Three haematology researchers elected Academy Fellows

Three haematology researchers from the Walter and Eliza Hall Institute of Medical Research (WEHI), Melbourne, are among 29 of the nation’s top medical and health researchers elected as Fellows of the Australian Academy of Health and Medical Sciences (AAHMS) in recognition of their outstanding contributions to health and medical research in Australia.

Former WEHI director Professor Suzanne Cory is elected to the Academy for her contributions to cancer genetics.

“With Jerry Adams, she discovered that chromosome translocations associated with human Burkitt’s lymphomas activate the oncogene MYC, which promotes cell proliferation. By modelling this translocation in transgenic mice, they proved it to be causative. Professor Cory’s work also played a role in the discovery that BCL-2, translocated in follicular lymphoma, promotes cancer by impairing apoptosis. Detailed analysis of mechanism with their colleagues culminated in the anti-BCL-2 drug venetoclax, which is revolutionising cancer treatment.

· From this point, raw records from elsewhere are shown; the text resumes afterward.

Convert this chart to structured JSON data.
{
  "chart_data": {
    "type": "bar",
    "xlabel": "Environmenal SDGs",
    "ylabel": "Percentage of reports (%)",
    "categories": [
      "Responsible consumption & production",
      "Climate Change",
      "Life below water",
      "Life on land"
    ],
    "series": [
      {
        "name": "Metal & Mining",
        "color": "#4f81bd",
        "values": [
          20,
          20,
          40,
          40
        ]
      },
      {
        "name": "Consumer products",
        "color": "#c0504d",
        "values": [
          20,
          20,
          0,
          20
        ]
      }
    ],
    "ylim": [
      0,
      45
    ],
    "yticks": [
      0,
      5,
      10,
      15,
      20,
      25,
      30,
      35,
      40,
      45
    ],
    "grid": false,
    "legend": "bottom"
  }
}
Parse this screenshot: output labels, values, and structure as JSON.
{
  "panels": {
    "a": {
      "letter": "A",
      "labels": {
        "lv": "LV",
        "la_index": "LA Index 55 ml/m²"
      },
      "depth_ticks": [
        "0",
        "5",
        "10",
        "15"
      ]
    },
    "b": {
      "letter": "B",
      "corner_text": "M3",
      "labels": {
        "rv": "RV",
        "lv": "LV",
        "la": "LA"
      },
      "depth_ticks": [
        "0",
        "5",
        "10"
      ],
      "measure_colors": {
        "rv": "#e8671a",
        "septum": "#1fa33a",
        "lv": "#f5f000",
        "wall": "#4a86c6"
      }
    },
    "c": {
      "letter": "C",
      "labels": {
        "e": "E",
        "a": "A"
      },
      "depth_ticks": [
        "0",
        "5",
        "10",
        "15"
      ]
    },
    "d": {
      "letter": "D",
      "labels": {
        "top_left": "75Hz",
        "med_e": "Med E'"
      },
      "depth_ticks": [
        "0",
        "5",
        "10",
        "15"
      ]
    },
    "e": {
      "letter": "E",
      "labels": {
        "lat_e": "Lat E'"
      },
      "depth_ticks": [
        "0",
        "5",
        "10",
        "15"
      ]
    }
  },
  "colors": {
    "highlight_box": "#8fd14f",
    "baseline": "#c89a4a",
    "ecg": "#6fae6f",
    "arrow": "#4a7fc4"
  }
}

Molecular biologist Professor Jerry Adams of the WEHI Blood Cells and Blood Cancer Division has been elected in recognition of his ground-breaking work on the BCL-2 gene that led to the development of venetoclax, according to the Academy. His lab showed that the chromosome translocations hallmarking certain lymphomas represent activation of oncogenes by juxtaposed immunoglobulin (Ig) locus enhancers, it noted, with the prototype being MYC activation by enhancer Eμ. Their tumorigenic impact was revealed by engineering transgenic mice, such as Eμ-MYC mice, which remain an invaluable tumour model worldwide.

“The seminal discovery that the BCL-2 gene drives lymphomagenesis by preventing apoptosis, and his many contributions on how BCL-2 and its relatives control apoptosis have directly stimulated development of the BCL-2 inhibitor venetoclax, which is revolutionising treatment of CLL and AML patients,” the Academy citation stated.

Similarly, Professor David Ching Siang Huang, Laboratory Head of the Blood Cells and Blood Cancers Division Institute is recognised for his fundamental research discoveries on programmed cell apoptosis that laid the foundations for the discovery and development of BCL-2 inhibitors.

“He made critical contributions towards revealing how BCL2, often overactive in blood cancers, and its relatives block cell death, thereby uncovering how BCL2 could be targeted in cancer cells. In collaboration with industry partners, this work led to the development of venetoclax to target BCL2. Venetoclax has proven highly effective and is now approved in Australia and other jurisdictions for patients with some types of leukaemias and lymphomas,” the Academy noted.